Ce début d’année a vu fleurir un buzz grandissant sur la mort de SOA.
Un post au titre éminemment provocateur (SOA is Dead, Long Live Service) par Anne Thomas Manes, Vice President and Research Director du Burton Group, a tout déclenché.
Dans la blogo-sphère, chacun commente, aggravant le diagnostic ou tentant de sauver ce qui peut l’être.
En bref, voici les points clefs du propos d’Ann Thomas Manes :
1) La crise (et la récession qui va s’en suivre) va venir à bout de SOA…
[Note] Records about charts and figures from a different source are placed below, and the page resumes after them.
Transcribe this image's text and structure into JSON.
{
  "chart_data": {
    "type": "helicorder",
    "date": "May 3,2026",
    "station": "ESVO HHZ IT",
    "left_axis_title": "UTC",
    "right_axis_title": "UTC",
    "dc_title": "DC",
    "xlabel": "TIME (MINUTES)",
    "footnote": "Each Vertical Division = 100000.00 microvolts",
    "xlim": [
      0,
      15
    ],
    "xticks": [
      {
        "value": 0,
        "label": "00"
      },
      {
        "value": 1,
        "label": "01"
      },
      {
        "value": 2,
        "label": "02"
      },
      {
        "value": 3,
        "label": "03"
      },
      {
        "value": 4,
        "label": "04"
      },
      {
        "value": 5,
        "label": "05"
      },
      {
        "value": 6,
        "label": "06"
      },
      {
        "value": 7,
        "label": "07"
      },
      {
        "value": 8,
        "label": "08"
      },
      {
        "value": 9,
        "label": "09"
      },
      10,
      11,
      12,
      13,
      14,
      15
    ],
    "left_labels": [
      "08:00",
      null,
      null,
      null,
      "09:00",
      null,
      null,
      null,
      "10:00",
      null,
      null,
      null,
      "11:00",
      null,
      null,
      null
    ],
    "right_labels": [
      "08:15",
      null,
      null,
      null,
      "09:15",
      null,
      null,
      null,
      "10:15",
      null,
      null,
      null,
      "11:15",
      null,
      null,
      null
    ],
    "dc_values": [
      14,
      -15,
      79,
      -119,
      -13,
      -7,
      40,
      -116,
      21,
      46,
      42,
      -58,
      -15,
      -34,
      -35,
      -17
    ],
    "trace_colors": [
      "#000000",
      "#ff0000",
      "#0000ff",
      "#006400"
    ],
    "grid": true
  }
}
mais vont survivre les solutions basées sur des services (BPM, Saas, Cloud et autre mashup)
2) le besoin de collaboration entre services n’a jamais été aussi développé…
mais la problématique a été adressé par un faux débat autour de REST versus WS-* ou quel est le meilleur ESB
3) les projets SOA qui ont réussi sont des projets de transformation qui nécessitent un refactoring du système autour de la notion de services…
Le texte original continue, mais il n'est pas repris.